15日、サムスン電子によると、昨年、世界テレビ市場でのサムスン電子の市場シェアは減少した。昨年の事業報告書でテレビ製品のシェアは29.5%を記録したと明らかにした。前年(31.9%)と比べて2.4%ポイント減少した。これは2018年に29%のシェアを示して以来、約3年ぶりに再び20%台に進入したものだ。
一方、LG電子は小幅ながら持続的に上昇を見せている。市場調査会社のオムディアによると、LG電子は昨年、世界のテレビ市場でのシェアは18.5%と、過去最高水準を記録した。これは前年(16.5%)比2%増えたものだ。2019年に16.3%のシェアを記録して以降、テレビ市場内での立地を拡大し続けている。

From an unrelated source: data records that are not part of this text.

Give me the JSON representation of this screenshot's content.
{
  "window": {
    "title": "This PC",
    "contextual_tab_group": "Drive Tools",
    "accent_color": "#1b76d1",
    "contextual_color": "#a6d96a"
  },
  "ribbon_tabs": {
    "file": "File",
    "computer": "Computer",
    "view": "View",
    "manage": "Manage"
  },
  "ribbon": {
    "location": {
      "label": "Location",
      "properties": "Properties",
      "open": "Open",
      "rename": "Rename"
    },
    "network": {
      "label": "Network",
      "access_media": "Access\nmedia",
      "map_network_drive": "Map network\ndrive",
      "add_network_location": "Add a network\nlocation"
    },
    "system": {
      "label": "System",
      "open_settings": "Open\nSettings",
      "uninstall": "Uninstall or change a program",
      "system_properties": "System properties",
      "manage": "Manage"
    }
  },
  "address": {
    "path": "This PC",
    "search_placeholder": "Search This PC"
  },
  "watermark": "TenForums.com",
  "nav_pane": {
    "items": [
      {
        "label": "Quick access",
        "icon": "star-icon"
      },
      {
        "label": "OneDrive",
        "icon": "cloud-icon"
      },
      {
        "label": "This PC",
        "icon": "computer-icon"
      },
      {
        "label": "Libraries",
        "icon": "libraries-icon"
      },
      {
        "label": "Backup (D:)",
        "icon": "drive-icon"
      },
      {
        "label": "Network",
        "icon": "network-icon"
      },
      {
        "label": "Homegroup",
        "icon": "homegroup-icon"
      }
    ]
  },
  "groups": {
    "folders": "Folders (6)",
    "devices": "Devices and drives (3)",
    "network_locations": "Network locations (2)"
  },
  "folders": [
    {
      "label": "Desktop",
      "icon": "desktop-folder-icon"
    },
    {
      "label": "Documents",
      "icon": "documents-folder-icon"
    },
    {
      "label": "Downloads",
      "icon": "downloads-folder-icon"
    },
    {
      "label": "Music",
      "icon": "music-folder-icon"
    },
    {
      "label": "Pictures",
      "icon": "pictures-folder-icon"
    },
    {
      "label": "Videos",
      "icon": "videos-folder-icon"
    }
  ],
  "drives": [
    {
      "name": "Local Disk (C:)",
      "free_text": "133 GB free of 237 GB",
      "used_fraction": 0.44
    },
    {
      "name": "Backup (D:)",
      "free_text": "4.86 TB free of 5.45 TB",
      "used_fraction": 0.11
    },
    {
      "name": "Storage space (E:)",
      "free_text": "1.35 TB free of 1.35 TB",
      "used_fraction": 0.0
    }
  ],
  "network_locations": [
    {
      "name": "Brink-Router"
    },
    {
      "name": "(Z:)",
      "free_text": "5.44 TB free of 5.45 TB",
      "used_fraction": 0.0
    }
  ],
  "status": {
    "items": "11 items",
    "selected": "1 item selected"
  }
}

業界では今年、両社ともグローバルテレビ市場内でのシェアが20%台に止まりかねないという見方が出ている。そうなれば、シェアの間隔は一桁に縮まることになる。OLEDテレビを拡大しているLG電子に比べて液晶表示装置(LCD)に集中しているサムスン電子が新しい製品でいわゆる「ターニングポイント」を用意しなければならないという話が出る理由だ。
実際、昨年にサムスン電子消費者家電(CE)部門のテレビなど、映像機器工場の稼動率も下がった。生産能力対比生産量が少ないという意味だ。昨年、該当部門の稼動率は81.4%と、前年(93.6%)比下落した。かつてに比べ、サムスン電子のテレビ需要が減り、稼働率も同様に下がったのではないかという見方だ。
これについてサムスン電子の関係者は「昨年上半期を過ぎてペントアップ需要が落ち込み、テレビ市場の需要が全般的に減った」とし「稼働率が下落した正確な原因は把握しにくい。しかし、キャパ(生産能力)が伸びたが、生産量がそのままなのでそうなるかも知れない。または昨年のコロナ19によるベトナム工場に影響がある可能性もある」と説明した。
サムスン電子のOLEDテレビの導入が遅れ、サムスンディスプレイまで打撃を受けるだろうという見方も出ている。サムスン電子のDS部門に属するサムスンディスプレイは、サムスン電子のテレビにパネルを供給する。昨年末、初めてクォンタムドット(QD)OLEDパネルの量産に入ったが、以後、相変わらずキャパ拡大などの計画がない状況だ。
現在、サムスンディスプレイは忠清南道牙山(チュンチョンナムド・アサン)キャンパスのQ1ラインでだけQD-OLEDパネルを生産している。今年上半期以内にLCDパネルを生産中のL8-2ラインを中止する計画だが、当該ラインをQD-OLEDパネル生産ラインに転換するかは未定だ。業界では結局、主要顧客であるサムスン電子にOLEDパネルの供給が始まってこそ、本格的な成長が実現するだろうという見方だ。
これについてサムスンディスプレイの関係者は、「初期QD投資計画の発表当時、市場や消費者の反応など市場状況を見ながら追加投資を検討するとしたが、今も大きく変わっていない」と述べた。続いてL8-2ラインに対する今後の活用計画も「まだ決まっていない」と言い切った。